Leveraging LLMs for Translating and Classifying Mental Health Data
Konstantinos Skianis, A. Seza Doğruöz, John Pavlopoulos
TL;DR
This study probes the feasibility of using large language models (LLMs) to detect depression severity from English user-generated posts and their automatic Greek translations. It translates English text to Greek with GPT-3.5-turbo and then prompts the model to assign four severity levels, evaluating performance on the DepSeverity Reddit dataset. Results show modest English performance (best F1 around 0.25 for minimal and 0.22 for severe) and pronounced degradation after translation to Greek, with mild depression being particularly challenging (F1 ≈0.06). The findings underscore the need for caution in deploying LLM-based mental-health tools across languages, highlight the importance of human supervision, and point to the value of developing multilingual, resource-aware approaches for clinical support and professional training.
Abstract
Large language models (LLMs) are increasingly used in medical fields. In mental health support, the early identification of linguistic markers associated with mental health conditions can provide valuable support to mental health professionals, and reduce long waiting times for patients. Despite the benefits of LLMs for mental health support, there is limited research on their application in mental health systems for languages other than English. Our study addresses this gap by focusing on the detection of depression severity in Greek through user-generated posts which are automatically translated from English.
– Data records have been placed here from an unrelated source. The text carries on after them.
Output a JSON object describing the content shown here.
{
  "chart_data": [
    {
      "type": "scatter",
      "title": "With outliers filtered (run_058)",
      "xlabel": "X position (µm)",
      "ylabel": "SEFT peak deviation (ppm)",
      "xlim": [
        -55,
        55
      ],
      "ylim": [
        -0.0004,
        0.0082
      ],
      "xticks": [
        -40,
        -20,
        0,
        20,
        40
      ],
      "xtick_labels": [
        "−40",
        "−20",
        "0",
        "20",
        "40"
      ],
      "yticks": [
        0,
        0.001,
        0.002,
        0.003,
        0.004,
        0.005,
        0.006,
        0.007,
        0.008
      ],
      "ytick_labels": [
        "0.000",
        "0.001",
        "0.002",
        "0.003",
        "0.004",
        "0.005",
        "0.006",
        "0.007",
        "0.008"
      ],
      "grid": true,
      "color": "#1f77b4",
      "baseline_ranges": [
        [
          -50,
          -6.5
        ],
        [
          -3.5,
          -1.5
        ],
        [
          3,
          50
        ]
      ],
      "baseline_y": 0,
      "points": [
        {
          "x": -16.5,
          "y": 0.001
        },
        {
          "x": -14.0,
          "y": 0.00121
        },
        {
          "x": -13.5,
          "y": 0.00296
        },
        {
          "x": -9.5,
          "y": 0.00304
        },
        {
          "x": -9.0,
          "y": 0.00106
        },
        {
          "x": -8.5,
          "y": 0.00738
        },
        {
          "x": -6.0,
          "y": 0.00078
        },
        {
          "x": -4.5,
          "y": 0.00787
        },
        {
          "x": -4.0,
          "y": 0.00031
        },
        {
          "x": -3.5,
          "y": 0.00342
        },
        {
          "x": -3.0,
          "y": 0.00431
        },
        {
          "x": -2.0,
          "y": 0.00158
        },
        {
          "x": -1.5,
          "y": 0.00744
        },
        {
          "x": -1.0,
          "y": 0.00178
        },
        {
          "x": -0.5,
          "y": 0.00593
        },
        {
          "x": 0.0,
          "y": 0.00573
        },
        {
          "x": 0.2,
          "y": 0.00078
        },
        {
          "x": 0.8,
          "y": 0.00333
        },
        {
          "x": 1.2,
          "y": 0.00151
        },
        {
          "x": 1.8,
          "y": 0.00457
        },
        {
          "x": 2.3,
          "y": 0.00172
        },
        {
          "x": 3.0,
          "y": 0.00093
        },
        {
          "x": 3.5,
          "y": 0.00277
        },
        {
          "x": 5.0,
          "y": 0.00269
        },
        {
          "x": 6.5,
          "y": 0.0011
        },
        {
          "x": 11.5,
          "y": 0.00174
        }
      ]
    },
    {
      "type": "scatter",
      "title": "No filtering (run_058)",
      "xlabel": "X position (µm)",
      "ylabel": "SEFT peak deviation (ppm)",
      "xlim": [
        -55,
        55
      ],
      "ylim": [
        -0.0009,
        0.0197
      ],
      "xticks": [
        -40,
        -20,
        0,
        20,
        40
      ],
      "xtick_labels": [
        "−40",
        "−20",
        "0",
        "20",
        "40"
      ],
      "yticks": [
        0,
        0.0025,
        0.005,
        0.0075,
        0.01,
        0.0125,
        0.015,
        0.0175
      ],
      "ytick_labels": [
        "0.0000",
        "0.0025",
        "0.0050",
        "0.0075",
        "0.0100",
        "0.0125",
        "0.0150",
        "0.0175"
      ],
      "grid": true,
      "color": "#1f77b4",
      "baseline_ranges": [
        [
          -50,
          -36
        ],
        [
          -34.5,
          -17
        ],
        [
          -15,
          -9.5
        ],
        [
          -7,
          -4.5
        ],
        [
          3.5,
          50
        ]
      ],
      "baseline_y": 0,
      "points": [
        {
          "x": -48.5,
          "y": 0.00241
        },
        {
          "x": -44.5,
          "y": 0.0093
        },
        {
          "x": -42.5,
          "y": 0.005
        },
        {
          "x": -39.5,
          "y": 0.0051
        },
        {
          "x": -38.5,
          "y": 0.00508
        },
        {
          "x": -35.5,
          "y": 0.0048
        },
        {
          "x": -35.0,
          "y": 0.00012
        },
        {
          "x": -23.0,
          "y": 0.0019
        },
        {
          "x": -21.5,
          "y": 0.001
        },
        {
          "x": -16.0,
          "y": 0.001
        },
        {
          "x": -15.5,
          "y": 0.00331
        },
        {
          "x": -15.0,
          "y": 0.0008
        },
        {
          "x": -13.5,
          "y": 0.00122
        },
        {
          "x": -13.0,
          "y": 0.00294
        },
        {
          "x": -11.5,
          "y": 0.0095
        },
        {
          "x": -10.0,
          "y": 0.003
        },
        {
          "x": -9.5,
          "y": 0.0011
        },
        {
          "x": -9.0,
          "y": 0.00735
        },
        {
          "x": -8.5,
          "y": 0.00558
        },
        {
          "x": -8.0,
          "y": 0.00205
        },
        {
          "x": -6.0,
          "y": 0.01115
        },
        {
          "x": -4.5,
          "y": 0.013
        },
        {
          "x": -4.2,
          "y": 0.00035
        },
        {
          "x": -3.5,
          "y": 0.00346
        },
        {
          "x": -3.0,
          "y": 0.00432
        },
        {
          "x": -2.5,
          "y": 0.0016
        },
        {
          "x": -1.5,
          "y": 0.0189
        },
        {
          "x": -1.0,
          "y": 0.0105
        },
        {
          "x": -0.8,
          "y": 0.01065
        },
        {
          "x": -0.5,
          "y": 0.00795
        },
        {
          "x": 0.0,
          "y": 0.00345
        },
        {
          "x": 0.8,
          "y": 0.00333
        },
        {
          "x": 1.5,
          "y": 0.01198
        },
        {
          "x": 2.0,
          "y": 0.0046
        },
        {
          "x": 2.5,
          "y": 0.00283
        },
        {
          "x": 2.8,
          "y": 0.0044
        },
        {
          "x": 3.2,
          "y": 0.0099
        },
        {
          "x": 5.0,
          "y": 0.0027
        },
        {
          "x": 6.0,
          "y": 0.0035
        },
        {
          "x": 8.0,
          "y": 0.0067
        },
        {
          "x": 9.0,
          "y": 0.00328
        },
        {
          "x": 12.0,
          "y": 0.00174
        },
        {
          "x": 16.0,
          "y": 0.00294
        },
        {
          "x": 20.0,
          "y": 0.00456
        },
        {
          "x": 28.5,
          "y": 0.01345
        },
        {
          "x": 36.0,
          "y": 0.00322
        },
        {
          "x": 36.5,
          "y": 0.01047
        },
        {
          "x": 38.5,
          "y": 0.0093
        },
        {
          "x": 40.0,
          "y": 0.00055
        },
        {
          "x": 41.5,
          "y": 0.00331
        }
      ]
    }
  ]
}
Our results show that GPT3.5-turbo is not very successful in identifying the severity of depression in English, and it has a varying performance in Greek as well. Our study underscores the necessity for further research, especially in languages with less resources. Also, careful implementation is necessary to ensure that LLMs are used effectively in mental health platforms, and human supervision remains crucial to avoid misdiagnosis.